The moment I was diagnosed with metastatic breast cancer I begin to live with uncertainty—what comes next? Will the test results be good? How will things change for me? What happens with my friends, family, job?  How can I deal with all this? I couldn’t change most things about metastatic breast cancer, but I can and did  learn to live with the uncertainty of my new life.

 I was diagnosed with mets when I was 46 years old. I didn’t even know I had breast cancer and I have said many times I didn’t even know what mets were. My right lung had collapsed from the cancer and I was in the hospital for that when I was told. I didn’t understand how serious this was until the social worker told me my then 10 year old son would ask if I was going to die and I should not lie to him. That’s when the reality sank in. That’s when I realized everything was uncertain. I didn’t know what would happen. No one could have predicted what did happen in my life since then.

That was in November of 1999. I was treated 39 times with taxotere and herceptin and then I settled in to a regimen of aromatase inhibitors for more than five years.
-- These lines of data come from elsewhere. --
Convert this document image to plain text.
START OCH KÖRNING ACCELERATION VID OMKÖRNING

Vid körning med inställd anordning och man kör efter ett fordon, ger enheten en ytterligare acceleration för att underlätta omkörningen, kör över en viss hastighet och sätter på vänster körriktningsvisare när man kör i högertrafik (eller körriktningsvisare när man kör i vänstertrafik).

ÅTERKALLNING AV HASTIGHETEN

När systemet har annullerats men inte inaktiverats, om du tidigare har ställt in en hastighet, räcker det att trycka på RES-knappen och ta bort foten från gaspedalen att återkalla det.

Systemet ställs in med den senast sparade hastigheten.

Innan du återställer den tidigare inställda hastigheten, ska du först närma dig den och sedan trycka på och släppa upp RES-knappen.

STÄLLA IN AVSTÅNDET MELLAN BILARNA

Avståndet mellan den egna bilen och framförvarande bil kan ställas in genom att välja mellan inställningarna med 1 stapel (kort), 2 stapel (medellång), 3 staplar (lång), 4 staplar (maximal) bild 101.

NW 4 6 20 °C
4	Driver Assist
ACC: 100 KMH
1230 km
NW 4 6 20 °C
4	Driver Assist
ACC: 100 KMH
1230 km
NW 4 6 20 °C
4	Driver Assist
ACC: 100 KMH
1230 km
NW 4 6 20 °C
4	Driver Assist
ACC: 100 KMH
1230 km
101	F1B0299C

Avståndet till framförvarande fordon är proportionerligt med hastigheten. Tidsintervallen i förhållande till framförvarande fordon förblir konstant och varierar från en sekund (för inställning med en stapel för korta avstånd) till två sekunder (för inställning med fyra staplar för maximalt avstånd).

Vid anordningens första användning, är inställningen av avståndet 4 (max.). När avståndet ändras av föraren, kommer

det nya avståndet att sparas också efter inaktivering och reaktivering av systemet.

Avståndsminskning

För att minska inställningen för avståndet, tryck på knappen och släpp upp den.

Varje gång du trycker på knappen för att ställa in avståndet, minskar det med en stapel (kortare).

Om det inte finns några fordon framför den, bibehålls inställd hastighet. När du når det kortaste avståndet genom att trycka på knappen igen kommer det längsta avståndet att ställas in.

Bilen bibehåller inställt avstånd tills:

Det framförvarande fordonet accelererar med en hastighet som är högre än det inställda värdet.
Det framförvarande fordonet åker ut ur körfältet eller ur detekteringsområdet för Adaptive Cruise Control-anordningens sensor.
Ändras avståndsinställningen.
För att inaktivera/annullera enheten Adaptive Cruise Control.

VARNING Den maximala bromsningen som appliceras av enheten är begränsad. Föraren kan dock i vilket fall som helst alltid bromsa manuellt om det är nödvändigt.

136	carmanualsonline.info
While I felt relatively good, I always knew that the cancer could return and probably would. In December 2007, it did. It was now in my liver as well as both lungs. I started weekly treatment in January 2008 which I continued through  December 2008 when I had to have surgery to remove my infected port. I have been on herceptin alone since then. Even though the treatment has been very rough at times over these last nine and a half years—losing my nails, toenails and dropping down to 79 pounds, constant vomiting, mouth sores—I believe that the mental fight can be harder.

I live in a constant state of hopeful dread. I am hopeful I will be stable. I dread that my next test will show I am not. My son is now 20 and in college, and he says he cannot remember a time in his life when I didn’t have breast cancer. He has learned to live with uncertainty too. All of our families learn to. As do our friends.